– Ты оставишь меня в покое на несколько недель, Гарри. Мне надо подумать. Никто из нас не заинтересован в проволочке. Я приму решение – раз и навсегда. Но я не могу сделать это не подумав. Если я действительно нужна тебе, ты должен предоставить мне возможность решить.
Неожиданная вспышка его гнева испугала Элизабет, как только что ее гнев испугал его.
– Мне надоели твои колебания, Бесс. Вот уже несколько недель ты просишь времени на раздумье, пока я пляшу перед тобой. Если я уеду опять, то не вернусь.
– Угрозы бесполезны, Гарри. Я не хочу, чтобы меня запугивали. Уезжай и будь проклят.
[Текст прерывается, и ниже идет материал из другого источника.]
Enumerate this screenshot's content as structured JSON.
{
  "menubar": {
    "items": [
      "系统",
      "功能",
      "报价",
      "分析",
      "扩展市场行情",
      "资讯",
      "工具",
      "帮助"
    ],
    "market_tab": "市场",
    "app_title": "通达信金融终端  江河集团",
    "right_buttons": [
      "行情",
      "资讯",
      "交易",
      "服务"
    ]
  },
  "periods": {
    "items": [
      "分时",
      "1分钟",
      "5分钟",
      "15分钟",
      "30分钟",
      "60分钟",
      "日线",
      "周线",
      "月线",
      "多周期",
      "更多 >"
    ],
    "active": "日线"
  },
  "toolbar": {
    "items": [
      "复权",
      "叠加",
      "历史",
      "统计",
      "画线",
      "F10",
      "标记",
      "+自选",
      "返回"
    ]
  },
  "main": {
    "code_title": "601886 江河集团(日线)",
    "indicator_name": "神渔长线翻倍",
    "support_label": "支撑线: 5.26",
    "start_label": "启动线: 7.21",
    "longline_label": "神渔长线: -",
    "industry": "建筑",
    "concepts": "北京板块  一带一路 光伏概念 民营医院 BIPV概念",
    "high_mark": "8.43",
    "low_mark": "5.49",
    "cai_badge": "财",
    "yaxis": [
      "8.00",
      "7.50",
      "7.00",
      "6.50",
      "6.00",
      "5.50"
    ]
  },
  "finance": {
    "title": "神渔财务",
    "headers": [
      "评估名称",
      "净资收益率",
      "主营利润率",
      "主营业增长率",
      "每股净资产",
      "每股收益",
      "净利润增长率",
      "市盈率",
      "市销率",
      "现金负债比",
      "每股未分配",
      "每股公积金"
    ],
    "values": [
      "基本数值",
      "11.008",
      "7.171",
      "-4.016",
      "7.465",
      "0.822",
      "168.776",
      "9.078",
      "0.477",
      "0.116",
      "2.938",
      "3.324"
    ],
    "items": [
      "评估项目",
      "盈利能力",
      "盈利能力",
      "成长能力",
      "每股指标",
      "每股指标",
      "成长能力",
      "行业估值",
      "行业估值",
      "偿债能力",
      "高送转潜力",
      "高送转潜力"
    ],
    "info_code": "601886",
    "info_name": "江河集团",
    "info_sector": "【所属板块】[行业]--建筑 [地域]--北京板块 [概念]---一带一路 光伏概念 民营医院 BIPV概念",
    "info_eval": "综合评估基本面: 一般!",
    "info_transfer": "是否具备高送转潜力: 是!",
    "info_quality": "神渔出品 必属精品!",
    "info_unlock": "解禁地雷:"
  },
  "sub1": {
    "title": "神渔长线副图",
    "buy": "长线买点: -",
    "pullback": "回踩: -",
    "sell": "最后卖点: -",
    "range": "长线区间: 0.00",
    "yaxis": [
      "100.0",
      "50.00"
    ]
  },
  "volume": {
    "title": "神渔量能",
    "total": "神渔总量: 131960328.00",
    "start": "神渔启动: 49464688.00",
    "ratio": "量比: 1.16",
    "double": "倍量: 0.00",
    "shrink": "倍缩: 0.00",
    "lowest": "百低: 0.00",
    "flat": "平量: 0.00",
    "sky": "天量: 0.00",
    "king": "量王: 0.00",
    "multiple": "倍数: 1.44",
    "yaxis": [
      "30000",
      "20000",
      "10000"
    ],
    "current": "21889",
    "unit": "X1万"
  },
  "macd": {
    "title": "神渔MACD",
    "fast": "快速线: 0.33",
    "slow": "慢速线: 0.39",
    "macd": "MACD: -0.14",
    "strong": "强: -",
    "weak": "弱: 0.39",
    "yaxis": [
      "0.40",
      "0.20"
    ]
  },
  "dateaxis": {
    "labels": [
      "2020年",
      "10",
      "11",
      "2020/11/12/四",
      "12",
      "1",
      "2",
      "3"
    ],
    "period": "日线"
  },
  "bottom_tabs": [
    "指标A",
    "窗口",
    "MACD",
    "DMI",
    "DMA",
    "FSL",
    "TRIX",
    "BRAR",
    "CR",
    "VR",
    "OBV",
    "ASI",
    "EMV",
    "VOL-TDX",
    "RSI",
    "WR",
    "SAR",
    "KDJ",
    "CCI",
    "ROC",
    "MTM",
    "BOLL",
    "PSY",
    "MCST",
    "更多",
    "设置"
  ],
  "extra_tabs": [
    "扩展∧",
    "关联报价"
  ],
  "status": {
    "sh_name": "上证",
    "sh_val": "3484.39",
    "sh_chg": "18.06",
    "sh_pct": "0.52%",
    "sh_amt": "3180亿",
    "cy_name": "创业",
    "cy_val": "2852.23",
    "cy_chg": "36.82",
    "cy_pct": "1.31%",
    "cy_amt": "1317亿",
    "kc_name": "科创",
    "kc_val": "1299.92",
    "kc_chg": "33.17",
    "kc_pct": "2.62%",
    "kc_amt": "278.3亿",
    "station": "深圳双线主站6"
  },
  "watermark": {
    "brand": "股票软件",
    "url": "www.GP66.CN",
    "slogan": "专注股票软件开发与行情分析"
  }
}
Он прижал ее к себе, и это сделало ее слабой.
– О, моя удивительная Бесс, – пробормотал он, – зачем нам это. Ведь я уже вернулся.
В конце концов он согласился на ее условия. Он уедет до Рождества, менее чем на месяц. К тому времени, как он вернется, она все решит.
– Начало нового года, Бесс, и конец века. Мы отправимся первого января тысяча восемьсот девяносто девятого года и встретим двадцатый век на корабле.
«Он знает, как я скучаю по нему, – думала Элизабет, – и уверен, что я не смогу без него жить. Хотела бы я знать, насколько он прав». Комната казалась ужасающе холодной, после того как он ушел. Она положила полено в затухающее пламя и вновь принялась за подарок Джо.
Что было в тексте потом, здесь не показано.